友人に頼まれた数合わせの合コン、参加してもいいか聞いてみた(桐生一馬)





「……ごう、こん」

まず言葉の意味を知らない男その1。
彼のことだから頭の中の選択肢で必死に正解を探しているのだろうけれど、残念ながらそこに答えがあるはずもなく。
多分、世代が違うからなのか、その言葉が出てきたのがお勤め中だったからなのか。
ちょっと気が引けるけれど、簡単に言葉の意味を説明すると、難しい顔をして黙り込んでしまった彼。

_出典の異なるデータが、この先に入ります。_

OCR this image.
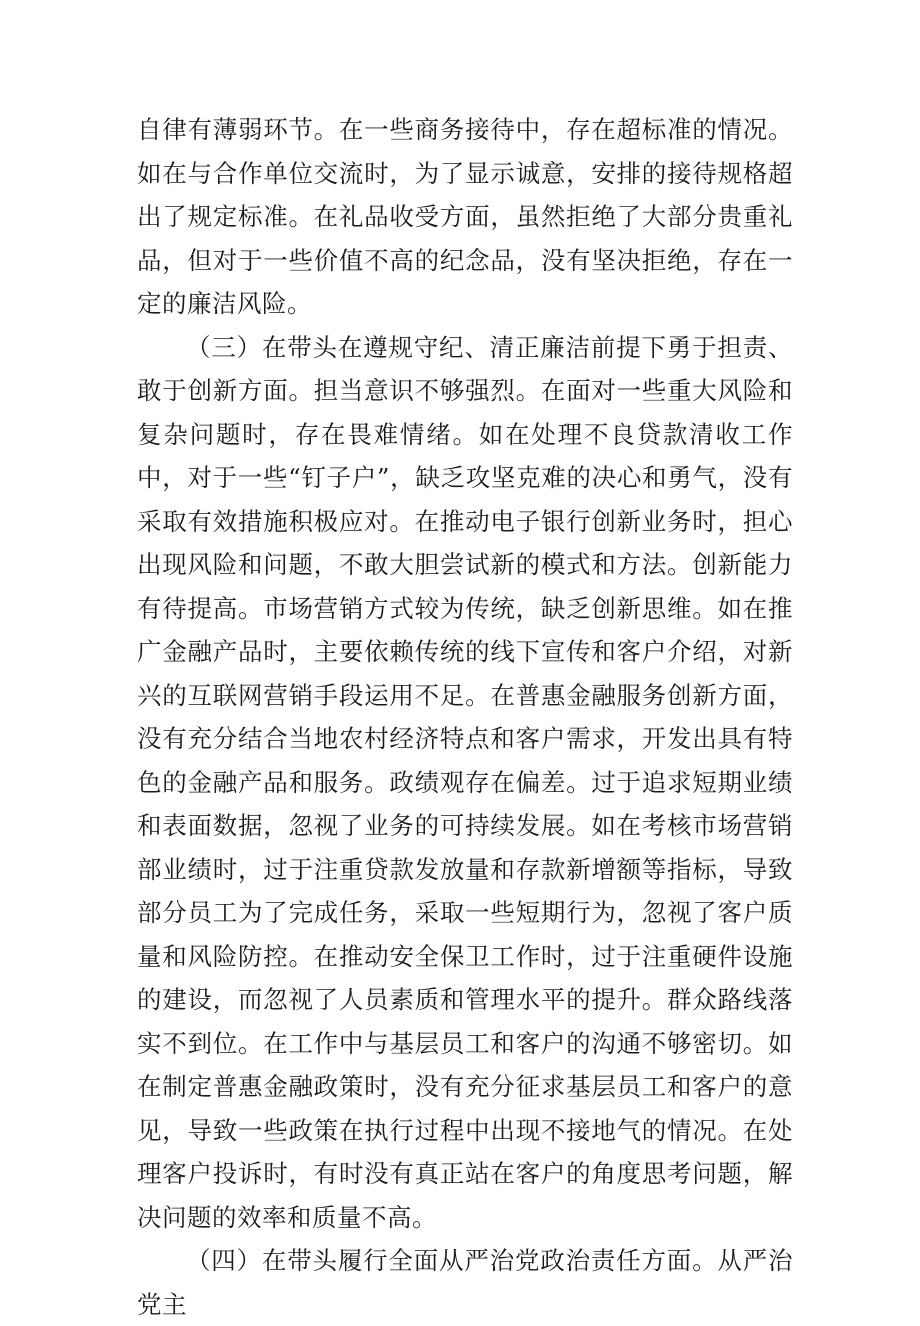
自律有薄弱环节。在一些商务接待中，存在超标准的情况。如在与合作单位交流时，为了显示诚意，安排的接待规格超出了规定标准。在礼品收受方面，虽然拒绝了大部分贵重礼品，但对于一些价值不高的纪念品，没有坚决拒绝，存在一定的廉洁风险。

（三）在带头在遵规守纪、清正廉洁前提下勇于担责、敢于创新方面。担当意识不够强烈。在面对一些重大风险和复杂问题时，存在畏难情绪。如在处理不良贷款清收工作中，对于一些“钉子户”，缺乏攻坚克难的决心和勇气，没有采取有效措施积极应对。在推动电子银行创新业务时，担心出现风险和问题，不敢大胆尝试新的模式和方法。创新能力有待提高。市场营销方式较为传统，缺乏创新思维。如在推广金融产品时，主要依赖传统的线下宣传和客户介绍，对新兴的互联网营销手段运用不足。在普惠金融服务创新方面，没有充分结合当地农村经济特点和客户需求，开发出具有特色的金融产品和服务。政绩观存在偏差。过于追求短期业绩和表面数据，忽视了业务的可持续发展。如在考核市场营销部业绩时，过于注重贷款发放量和存款新增额等指标，导致部分员工为了完成任务，采取一些短期行为，忽视了客户质量和风险防控。在推动安全保卫工作时，过于注重硬件设施的建设，而忽视了人员素质和管理水平的提升。群众路线落实不到位。在工作中与基层员工和客户的沟通不够密切。如在制定普惠金融政策时，没有充分征求基层员工和客户的意见，导致一些政策在执行过程中出现不接地气的情况。在处理客户投诉时，有时没有真正站在客户的角度思考问题，解决问题的效率和质量不高。

（四）在带头履行全面从严治党政治责任方面。从严治党主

「男女の出会いの場……そんな危険な所に……いや、でも名前のダチが困って……」

しばらくぶつぶつと何かを呟きながら思案している彼だけど、不意に閃いた、と言わんばかりの表情をして。

「よし、俺も合コンに行こう」
「……?」

予想の斜め上を行く言葉が降り掛かってくるものだからたじろぐ。

「俺が行けばいざというときお前を守ってやれるし、万が一相手を決める空気になっても、俺となら問題ないだろ?」
「……でも数合わせで私が出るのに、桐生さんが増えたら元も子もない気が……」
「……なら、ダメだ」
「?」
「俺も一緒に参加出来ねぇんだったら、お前は行かせられねぇ」

そう言う彼の表情を覗き込めば、そこには少し真面目な顔が伺えて。

「俺は大事な女をみすみす危険な場所に放り込むような真似は出来ねぇ。飢えた男がどれだけ危険なのか、お前は分かっちゃいねぇんだ。……お前のダチには悪いが、この話は断っておいてくれ」

こういう台詞が格好よくキマってしまうのが、彼のすごいところだと思う。思わず頬に集まった熱を誤魔化すように、彼の逞しい腕に手を絡め、「分かりました」 と微笑めば、まるでそうするのが当たり前かのように口付けを落としてきたので、更に顔が熱くなってしまった。